While there are some exceptions, the study showed that there was a close correlation between the Royal family’s ancestry and the average IQ of British citizens, with those with the lowest average IQs in the study being more likely to have royal ancestors.
For example, the Scottish born are twice as likely to be descended from King George VI than the Irish born, and three times as likely as the British born.
Although it is not the case that the British royal lineage causes a greater IQ deficit among British people, Roberts added that the UK is a rich country and has a lot of people of great intelligence.
One of the researchers involved in the research, Andrew Ladd, said the findings highlight the importance of testing families as part of a wider population study.
However, the findings do not mean that British children are not genetically similar to their British peers, he added.
He said the British people are not like the British, but it is important that British people learn more about their heritage and their ancestry.

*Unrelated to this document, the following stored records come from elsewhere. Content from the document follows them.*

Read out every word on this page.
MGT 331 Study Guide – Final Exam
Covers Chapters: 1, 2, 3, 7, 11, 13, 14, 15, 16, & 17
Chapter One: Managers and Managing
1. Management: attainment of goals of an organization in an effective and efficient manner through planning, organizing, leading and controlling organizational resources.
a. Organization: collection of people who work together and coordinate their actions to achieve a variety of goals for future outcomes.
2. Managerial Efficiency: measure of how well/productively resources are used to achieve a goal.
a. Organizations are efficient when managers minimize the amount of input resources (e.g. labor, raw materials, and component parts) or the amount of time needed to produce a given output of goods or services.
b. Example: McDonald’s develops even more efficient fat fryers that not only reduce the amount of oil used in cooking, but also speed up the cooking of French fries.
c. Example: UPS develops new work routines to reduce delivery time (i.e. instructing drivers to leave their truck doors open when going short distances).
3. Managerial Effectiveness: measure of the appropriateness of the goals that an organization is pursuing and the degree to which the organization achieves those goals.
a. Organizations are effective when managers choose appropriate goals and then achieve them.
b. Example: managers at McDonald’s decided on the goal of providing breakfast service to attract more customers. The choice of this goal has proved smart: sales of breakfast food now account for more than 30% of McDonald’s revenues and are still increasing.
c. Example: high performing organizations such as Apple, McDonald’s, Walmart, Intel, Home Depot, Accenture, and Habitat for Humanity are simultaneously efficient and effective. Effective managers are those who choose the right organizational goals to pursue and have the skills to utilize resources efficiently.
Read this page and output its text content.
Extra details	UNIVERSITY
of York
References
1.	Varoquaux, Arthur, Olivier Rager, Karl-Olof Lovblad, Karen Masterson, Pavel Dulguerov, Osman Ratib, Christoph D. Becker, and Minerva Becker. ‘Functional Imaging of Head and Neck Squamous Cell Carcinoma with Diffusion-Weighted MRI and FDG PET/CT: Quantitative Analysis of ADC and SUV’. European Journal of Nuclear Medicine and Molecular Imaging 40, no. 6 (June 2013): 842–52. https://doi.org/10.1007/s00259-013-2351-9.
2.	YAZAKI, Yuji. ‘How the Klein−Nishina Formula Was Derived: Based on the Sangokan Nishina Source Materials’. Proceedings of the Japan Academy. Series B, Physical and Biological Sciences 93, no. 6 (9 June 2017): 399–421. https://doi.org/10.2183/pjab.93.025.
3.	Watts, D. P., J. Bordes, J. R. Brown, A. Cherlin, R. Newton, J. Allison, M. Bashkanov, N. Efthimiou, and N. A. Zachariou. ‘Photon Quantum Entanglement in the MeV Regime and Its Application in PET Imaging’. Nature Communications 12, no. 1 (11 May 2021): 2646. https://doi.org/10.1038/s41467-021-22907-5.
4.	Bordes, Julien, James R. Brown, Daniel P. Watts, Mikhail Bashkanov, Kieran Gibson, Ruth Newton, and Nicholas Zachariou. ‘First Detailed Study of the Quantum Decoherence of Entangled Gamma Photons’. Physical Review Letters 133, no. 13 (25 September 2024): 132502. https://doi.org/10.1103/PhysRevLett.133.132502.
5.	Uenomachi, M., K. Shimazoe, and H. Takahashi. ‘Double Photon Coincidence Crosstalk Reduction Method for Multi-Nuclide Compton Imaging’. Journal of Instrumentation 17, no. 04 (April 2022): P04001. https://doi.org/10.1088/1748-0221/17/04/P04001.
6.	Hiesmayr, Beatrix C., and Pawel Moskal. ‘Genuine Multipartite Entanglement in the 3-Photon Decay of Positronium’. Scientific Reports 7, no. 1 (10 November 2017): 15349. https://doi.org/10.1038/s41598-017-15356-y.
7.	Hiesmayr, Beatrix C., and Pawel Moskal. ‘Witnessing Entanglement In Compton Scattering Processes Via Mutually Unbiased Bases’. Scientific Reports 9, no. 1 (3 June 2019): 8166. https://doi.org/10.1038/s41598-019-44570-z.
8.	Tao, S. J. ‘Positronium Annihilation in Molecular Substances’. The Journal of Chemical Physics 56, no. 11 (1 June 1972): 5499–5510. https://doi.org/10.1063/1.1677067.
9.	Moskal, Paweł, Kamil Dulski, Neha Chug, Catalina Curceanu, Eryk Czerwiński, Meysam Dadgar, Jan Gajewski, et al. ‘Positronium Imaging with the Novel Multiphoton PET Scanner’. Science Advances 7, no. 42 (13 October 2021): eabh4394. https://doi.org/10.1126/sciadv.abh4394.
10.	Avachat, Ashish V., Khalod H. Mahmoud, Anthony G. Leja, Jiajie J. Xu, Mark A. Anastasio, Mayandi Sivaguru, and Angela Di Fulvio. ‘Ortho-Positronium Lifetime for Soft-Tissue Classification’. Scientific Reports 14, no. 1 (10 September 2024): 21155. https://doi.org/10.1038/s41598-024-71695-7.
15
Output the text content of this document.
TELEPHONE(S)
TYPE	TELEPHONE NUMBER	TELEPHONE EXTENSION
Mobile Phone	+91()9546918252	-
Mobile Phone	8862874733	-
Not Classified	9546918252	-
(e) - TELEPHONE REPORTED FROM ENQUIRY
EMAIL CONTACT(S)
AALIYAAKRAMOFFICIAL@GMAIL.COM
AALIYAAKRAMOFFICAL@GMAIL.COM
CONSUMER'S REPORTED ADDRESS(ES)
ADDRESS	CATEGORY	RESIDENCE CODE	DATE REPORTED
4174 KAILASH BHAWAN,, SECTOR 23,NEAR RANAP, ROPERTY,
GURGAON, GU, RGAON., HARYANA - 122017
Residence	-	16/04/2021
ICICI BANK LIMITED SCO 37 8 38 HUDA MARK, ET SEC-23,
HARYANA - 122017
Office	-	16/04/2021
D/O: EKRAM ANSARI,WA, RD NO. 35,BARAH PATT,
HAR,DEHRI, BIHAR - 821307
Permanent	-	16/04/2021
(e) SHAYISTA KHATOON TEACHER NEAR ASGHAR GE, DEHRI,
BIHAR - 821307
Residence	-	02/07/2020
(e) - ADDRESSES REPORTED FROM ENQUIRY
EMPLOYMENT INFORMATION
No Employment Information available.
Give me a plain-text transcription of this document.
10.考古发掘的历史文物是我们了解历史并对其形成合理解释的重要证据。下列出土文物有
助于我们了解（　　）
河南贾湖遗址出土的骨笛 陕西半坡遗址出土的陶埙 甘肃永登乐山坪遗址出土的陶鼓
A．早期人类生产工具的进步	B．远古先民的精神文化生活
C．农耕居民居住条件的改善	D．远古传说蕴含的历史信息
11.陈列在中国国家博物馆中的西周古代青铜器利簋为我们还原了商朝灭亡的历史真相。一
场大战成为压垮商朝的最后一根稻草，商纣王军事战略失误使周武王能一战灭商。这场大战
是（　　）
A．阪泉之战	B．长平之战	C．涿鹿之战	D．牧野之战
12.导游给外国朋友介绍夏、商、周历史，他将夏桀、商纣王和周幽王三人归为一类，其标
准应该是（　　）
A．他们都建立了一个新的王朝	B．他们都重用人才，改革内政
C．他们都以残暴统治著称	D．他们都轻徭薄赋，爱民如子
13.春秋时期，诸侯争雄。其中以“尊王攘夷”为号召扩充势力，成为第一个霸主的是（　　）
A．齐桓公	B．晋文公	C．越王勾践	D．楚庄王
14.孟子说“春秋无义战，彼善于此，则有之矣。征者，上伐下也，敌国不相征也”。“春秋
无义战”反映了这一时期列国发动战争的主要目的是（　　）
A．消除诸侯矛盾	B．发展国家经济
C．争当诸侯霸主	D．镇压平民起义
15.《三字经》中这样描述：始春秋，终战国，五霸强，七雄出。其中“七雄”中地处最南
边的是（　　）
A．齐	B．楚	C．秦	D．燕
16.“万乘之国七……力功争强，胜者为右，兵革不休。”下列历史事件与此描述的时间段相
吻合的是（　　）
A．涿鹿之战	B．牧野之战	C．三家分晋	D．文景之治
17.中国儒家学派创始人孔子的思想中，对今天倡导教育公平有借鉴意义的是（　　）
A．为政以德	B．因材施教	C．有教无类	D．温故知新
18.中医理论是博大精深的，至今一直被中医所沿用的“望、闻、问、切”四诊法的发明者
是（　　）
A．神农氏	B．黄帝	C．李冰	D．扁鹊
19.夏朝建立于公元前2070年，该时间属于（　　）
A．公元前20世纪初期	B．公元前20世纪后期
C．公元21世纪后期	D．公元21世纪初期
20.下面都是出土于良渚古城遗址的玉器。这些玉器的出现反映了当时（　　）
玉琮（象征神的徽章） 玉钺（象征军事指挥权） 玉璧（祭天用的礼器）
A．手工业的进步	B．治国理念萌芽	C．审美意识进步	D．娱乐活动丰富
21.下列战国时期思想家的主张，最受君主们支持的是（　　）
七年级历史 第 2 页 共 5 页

“What we are learning from this study is that people from the UK are actually very different from British people and that British history is one of the major achievements of our country,” he said.
Ladd said the results also showed that the majority of British people do not know they are descended as a family.
“This finding is that it is very difficult to test people from different parts of the world and the majority don’t know that they are related, and that they have a very different DNA profile from people from other parts of Europe and other countries,” he added, describing the study as an important reminder to those who do know they have British blood that they should be careful.
This story has been updated to clarify the UK population and the number of people in each country.